Sesuai Pasal 37 ayat (2) PER-03/PJ/2022, PPN yang tercantum dalam faktur pajak merupakan pajak masukan yang dapat dikreditkan PKP pembeli sepanjang PPN yang dimaksud bukan PPN atas pengeluaran Pasal 9 ayat (8) UU PPN dan faktur pajaknya memenuhi syarat formal serta material.
Selanjutnya, berdasarkan Pasal 37 ayat (3) PER-03/PJ/2022 menyebut pengkreditan pajak masukan oleh PKP pembeli tersebut tidak tergantung pada pelaporan faktur pajak atau SPT Masa PPN oleh PKP penjual.
“Pengkreditan pajak masukan tidak tergantung dari apakah penjual telah melaporkan pajak keluarannya,” kata Direktur Penyuluhan, Pelayanan, dan Humas Direktorat Jenderal Pajak (DJP) Neilmaldrin Noor.
DJP dapat memeriksa kebenaran dari pajak masukan tersebut dan melakukan pengujian atas arus barang dan arus uang. PER-03/PJ/2022 merupakan perdirjen pajak terbaru yang diterbitkan guna menggabungkan ketentuan faktur pajak yang tersebar dalam berbagai produk hukum ke dalam satu peraturan.

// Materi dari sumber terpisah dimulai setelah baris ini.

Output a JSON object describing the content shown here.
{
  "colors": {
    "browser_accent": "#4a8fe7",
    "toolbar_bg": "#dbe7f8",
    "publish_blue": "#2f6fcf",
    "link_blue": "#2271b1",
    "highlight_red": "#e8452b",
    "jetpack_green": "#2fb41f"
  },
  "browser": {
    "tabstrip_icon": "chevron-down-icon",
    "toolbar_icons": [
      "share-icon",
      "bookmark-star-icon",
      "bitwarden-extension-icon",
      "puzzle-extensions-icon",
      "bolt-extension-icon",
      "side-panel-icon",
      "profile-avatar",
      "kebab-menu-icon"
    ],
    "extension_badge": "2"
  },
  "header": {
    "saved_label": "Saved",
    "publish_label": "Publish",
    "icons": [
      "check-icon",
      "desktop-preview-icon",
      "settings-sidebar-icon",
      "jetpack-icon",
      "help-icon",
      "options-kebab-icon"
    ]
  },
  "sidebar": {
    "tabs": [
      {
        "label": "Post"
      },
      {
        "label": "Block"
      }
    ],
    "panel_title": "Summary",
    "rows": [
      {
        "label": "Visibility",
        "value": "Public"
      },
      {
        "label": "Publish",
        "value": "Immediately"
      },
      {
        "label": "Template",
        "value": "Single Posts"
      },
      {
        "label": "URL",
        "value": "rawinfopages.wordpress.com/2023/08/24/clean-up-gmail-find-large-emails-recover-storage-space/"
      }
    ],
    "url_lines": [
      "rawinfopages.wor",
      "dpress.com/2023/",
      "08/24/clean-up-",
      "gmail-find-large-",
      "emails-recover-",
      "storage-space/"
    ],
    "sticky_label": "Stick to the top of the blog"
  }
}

Selain itu, PER-03/PJ/2022 diterbitkan juga untuk menyelaraskan ketentuan faktur pajak dengan peraturan di atasnya seperti Peraturan Menteri Keuangan (PMK) No. 18/2021 dan Peraturan Pemerintah (PP) 9/2021.
Dengan penetapan PER-03/PJ/2022 ini, maka PER-58/PJ/2010, PER-24/PJ/2012 s.t.d.t.d PER-04/PJ/2020, PER-16/PJ/2014 s.t.d.t.d PER-10/PJ/2020, KEP-754/PJ/2001 dicabut dan dinyatakan tidak berlaku.